Models¶
This module explains how to make the full OpenTalking model chain runnable, not only the talking-head backend. A usable digital-human session depends on five parts:
flowchart LR
STT[Speech recognition<br/>optional voice input]
LLM[LLM<br/>decides what to say]
TTS[TTS<br/>text to audio]
Avatar[Avatar assets<br/>image / frames / template]
Head[Talking-head backend<br/>audio to video]

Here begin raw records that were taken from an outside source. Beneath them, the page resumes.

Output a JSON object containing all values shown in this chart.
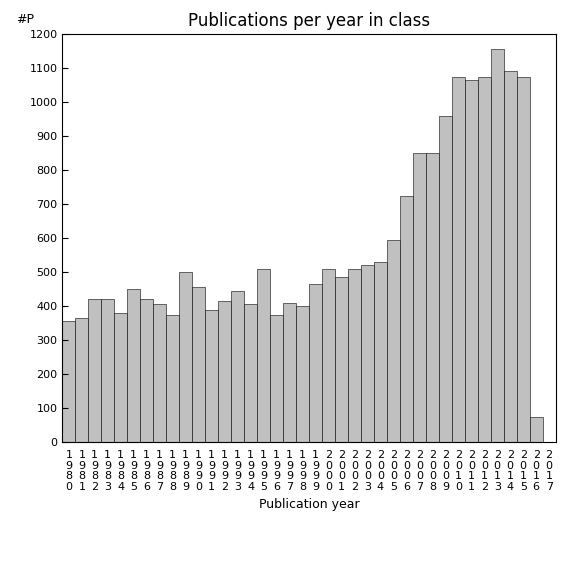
{
  "title": "Publications per year in class",
  "xlabel": "Publication year",
  "ylabel": "#P",
  "years": [
    "1980",
    "1981",
    "1982",
    "1983",
    "1984",
    "1985",
    "1986",
    "1987",
    "1988",
    "1989",
    "1990",
    "1991",
    "1992",
    "1993",
    "1994",
    "1995",
    "1996",
    "1997",
    "1998",
    "1999",
    "2000",
    "2001",
    "2002",
    "2003",
    "2004",
    "2005",
    "2006",
    "2007",
    "2008",
    "2009",
    "2010",
    "2011",
    "2012",
    "2013",
    "2014",
    "2015",
    "2016",
    "2017"
  ],
  "values": [
    355,
    365,
    420,
    420,
    380,
    450,
    420,
    405,
    375,
    500,
    455,
    390,
    415,
    445,
    405,
    510,
    375,
    410,
    400,
    465,
    510,
    485,
    510,
    520,
    530,
    595,
    725,
    850,
    850,
    960,
    1075,
    1065,
    1075,
    1155,
    1090,
    1075,
    75,
    0
  ],
  "bar_color": "#c0c0c0",
  "bar_edge_color": "#000000",
  "ylim": [
    0,
    1200
  ],
  "yticks": [
    0,
    100,
    200,
    300,
    400,
    500,
    600,
    700,
    800,
    900,
    1000,
    1100,
    1200
  ],
  "background_color": "#ffffff",
  "title_fontsize": 12,
  "axis_fontsize": 9,
  "tick_fontsize": 8
}
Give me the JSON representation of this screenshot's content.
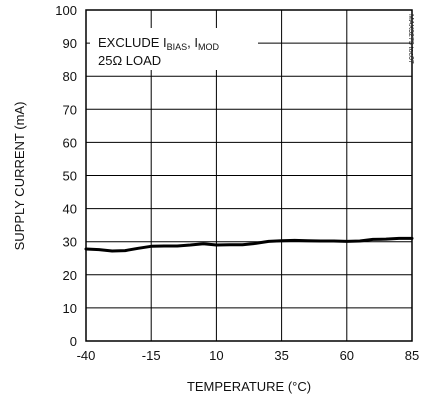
{
  "chart_data": {
    "type": "line",
    "xlabel": "TEMPERATURE (°C)",
    "ylabel": "SUPPLY CURRENT (mA)",
    "xlim": [
      -40,
      85
    ],
    "ylim": [
      0,
      100
    ],
    "x_ticks": [
      -40,
      -15,
      10,
      35,
      60,
      85
    ],
    "x_tick_labels": [
      "-40",
      "-15",
      "10",
      "35",
      "60",
      "85"
    ],
    "y_ticks": [
      0,
      10,
      20,
      30,
      40,
      50,
      60,
      70,
      80,
      90,
      100
    ],
    "y_tick_labels": [
      "0",
      "10",
      "20",
      "30",
      "40",
      "50",
      "60",
      "70",
      "80",
      "90",
      "100"
    ],
    "grid": true,
    "annotations": {
      "line1_prefix": "EXCLUDE I",
      "line1_sub1": "BIAS",
      "line1_sep": ", I",
      "line1_sub2": "MOD",
      "line2": "25Ω LOAD"
    },
    "figure_id": "MAX3273 toc07",
    "series": [
      {
        "color": "#000000",
        "x": [
          -40,
          -35,
          -30,
          -25,
          -20,
          -15,
          -10,
          -5,
          0,
          5,
          10,
          15,
          20,
          25,
          30,
          35,
          40,
          45,
          50,
          55,
          60,
          65,
          70,
          75,
          80,
          85
        ],
        "y": [
          27.8,
          27.6,
          27.2,
          27.3,
          28.0,
          28.6,
          28.7,
          28.7,
          29.0,
          29.4,
          29.0,
          29.1,
          29.1,
          29.5,
          30.1,
          30.3,
          30.4,
          30.3,
          30.2,
          30.2,
          30.1,
          30.2,
          30.7,
          30.8,
          31.0,
          31.0
        ]
      }
    ]
  }
}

WebRTC[WebRTC<br/>browser delivery]
STT --> LLM --> TTS --> Head --> WebRTC
Avatar --> Head
Recommended defaults¶
| Layer | Default for first run | When to change it |
|---|---|---|
| LLM | DashScope OpenAI-compatible endpoint | Use OpenAI, vLLM, Ollama, or DeepSeek when those are already standard in your environment. |
| STT | DashScope Paraformer realtime | Keep it unless you need a different realtime ASR provider. |
| TTS | Edge TTS | Use DashScope, CosyVoice, or ElevenLabs for production voices and voice cloning. |
| Avatar assets | Built-in examples | Prepare model-specific assets before selecting Wav2Lip, QuickTalk, FlashHead, or FlashTalk. |
| Talking-head backend | mock first, then Wav2Lip compatibility path |
Use QuickTalk local, FlashHead direct WS, or OmniRT for heavier models. |
Setup order¶
- Run Quickstart with
mock. - Check the Support Matrix to choose the right path.
- Configure LLM and STT.
- Choose and verify TTS.
- Prepare Avatar assets.
- Start a talking-head model.
- Verify
/models, create a session, and test through the browser.
Keep model execution decoupled from OpenTalking itself: lightweight models should use
local or direct_ws where possible, while OmniRT remains the recommended backend
for heavyweight, multi-card, remote, or NPU deployments.